The general rule is that a more specialized template trumps a less specialized template in overload resolution.

OTHER TIPS

It is really quite simple (two live examples, gcc and clang)

template<class...T> void foo(T&&...) {std::cout << "...T\n";}
template<class T> void foo(T&&) {std::cout << "T\n";}
int main() {
  foo(3);
}

Overloads not taking ... seem to be preferred when the choice is an explicit template parameter.

The class=std::enable_if_t does not change this.

So both your functions f are candidates, then the compiler prefers the one without variardics.

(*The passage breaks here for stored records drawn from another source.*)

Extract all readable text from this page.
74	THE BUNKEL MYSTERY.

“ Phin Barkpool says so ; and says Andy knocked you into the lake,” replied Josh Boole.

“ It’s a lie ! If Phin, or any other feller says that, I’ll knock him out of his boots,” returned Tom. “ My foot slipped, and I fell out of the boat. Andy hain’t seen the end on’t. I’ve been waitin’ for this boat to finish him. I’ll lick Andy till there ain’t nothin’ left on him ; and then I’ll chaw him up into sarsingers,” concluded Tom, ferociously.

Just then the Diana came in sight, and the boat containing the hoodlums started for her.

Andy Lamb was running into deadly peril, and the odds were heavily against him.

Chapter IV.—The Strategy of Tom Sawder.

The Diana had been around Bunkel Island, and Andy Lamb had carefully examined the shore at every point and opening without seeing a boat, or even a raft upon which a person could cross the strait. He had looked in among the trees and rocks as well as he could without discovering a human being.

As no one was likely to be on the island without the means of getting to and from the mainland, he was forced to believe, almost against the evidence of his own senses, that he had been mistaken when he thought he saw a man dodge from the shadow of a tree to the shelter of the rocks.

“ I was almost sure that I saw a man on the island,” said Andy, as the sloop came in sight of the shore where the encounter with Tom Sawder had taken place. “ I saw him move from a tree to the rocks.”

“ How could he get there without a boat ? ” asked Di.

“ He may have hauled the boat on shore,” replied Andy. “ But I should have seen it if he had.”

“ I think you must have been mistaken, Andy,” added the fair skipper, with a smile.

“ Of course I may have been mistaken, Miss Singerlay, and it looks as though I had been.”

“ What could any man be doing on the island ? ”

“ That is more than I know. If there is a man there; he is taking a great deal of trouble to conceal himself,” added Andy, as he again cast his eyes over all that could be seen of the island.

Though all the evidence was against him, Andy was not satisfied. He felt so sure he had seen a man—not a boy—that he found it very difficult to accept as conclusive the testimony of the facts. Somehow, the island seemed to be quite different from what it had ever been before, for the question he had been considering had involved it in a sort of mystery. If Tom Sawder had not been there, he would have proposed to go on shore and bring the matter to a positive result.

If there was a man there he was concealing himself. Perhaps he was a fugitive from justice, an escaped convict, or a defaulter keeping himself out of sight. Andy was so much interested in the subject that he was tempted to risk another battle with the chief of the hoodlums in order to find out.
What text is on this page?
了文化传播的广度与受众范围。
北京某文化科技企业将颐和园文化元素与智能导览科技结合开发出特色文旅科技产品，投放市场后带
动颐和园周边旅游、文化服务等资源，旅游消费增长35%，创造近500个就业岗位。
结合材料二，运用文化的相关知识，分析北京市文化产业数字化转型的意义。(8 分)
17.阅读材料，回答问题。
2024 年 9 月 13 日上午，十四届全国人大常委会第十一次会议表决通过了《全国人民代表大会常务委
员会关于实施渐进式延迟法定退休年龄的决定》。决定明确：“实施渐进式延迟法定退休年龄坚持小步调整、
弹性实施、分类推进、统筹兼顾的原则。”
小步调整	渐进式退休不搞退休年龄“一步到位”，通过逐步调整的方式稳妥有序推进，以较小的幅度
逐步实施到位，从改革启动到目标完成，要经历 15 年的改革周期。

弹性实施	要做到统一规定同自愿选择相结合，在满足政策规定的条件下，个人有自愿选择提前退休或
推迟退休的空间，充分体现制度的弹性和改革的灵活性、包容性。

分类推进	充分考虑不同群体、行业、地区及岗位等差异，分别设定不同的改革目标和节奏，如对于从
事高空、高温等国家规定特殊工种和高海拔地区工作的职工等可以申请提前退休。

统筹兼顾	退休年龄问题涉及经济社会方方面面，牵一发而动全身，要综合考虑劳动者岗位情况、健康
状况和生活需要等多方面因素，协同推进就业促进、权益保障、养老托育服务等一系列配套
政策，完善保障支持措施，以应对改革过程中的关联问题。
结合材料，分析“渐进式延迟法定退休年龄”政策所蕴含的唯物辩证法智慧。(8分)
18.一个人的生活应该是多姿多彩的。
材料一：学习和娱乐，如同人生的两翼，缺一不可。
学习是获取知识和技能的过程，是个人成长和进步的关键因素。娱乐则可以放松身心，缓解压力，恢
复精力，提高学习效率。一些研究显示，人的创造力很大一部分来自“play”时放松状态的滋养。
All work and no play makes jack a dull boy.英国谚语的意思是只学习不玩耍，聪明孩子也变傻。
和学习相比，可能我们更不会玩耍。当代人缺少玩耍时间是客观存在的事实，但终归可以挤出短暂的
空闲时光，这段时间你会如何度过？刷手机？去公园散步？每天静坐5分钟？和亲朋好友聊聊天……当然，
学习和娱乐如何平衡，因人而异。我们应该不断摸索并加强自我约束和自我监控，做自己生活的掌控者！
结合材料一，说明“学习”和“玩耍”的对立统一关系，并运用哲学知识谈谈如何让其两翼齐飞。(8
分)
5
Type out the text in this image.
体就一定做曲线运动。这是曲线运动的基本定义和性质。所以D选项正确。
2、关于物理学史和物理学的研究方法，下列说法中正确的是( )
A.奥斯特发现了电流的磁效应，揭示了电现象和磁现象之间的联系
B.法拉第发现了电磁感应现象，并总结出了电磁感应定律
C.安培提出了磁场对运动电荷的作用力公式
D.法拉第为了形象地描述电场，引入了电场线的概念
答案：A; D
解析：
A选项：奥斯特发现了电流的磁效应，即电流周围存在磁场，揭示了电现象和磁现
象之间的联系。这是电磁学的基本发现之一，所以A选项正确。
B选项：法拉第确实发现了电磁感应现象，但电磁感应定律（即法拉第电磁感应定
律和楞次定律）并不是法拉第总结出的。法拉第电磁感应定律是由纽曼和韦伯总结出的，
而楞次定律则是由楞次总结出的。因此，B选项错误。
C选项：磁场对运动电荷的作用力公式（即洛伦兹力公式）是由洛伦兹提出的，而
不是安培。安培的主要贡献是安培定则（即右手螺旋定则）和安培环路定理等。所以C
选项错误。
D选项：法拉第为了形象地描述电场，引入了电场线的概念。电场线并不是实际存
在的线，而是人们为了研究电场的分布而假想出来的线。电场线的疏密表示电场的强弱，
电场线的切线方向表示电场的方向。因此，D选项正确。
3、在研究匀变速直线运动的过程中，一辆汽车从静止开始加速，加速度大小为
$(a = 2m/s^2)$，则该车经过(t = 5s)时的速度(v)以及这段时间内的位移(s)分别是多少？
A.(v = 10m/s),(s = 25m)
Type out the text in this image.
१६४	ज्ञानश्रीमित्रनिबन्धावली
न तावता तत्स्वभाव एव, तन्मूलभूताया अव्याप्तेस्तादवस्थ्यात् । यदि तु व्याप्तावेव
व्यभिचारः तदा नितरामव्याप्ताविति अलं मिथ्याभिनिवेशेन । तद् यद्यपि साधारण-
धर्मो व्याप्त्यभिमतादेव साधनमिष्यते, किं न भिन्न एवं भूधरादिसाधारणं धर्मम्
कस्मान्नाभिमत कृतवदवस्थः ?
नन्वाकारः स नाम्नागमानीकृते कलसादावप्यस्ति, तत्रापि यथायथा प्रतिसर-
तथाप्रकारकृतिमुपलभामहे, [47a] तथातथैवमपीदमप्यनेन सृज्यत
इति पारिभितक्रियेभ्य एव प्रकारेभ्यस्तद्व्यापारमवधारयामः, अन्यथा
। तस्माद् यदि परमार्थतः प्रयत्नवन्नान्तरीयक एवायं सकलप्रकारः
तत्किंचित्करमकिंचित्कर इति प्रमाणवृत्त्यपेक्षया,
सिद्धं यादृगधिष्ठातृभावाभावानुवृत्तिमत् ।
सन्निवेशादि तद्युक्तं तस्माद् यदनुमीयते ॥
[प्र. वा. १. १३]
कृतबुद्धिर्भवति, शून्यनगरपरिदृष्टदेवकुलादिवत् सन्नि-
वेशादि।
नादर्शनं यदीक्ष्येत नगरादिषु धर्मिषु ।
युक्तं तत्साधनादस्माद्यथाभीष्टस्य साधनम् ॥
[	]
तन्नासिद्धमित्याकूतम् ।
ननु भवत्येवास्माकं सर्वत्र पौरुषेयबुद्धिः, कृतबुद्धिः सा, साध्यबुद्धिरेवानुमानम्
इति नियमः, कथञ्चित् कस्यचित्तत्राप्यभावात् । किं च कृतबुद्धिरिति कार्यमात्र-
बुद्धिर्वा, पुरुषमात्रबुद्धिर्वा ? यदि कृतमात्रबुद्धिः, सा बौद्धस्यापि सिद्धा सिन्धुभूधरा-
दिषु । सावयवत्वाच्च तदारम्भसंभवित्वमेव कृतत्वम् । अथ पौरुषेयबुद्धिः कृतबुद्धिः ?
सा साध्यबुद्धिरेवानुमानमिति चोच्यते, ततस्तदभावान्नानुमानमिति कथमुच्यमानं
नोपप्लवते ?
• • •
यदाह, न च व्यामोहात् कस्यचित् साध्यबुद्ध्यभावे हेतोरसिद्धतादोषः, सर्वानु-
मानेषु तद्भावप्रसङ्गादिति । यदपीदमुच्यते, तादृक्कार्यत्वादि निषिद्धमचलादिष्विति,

14.8.2.4 Deducing template arguments during partial ordering [temp.deduct.partial]

/8:

If A was transformed from a function parameter pack and P is not a parameter pack, type deduction fails. Otherwise, using the resulting types P and A, the deduction is then done as described in 14.8.2.5. If P is a function parameter pack, the type A of each remaining parameter type of the argument template is compared with the type P of the declarator-id of the function parameter pack. Each comparison deduces template arguments for subsequent positions in the template parameter packs expanded by the function parameter pack. If deduction succeeds for a given type, the type from the argument template is considered to be at least as specialized as the type from the parameter template. [ Example:

template<class... Args> void f(Args... args); // #1
template<class T1, class... Args> void f(T1 a1, Args... args); // #2
template<class T1, class T2> void f(T1 a1, T2 a2); // #3
f(); // calls #1
f(1, 2, 3); // calls #2
f(1, 2); // calls #3; non-variadic template #3 is more
// specialized than the variadic templates #1 and #

In particular, the f(1,2) example.

All the enable_if_t clause does is remove the one-argument version from consideration when you pass a std::string as T.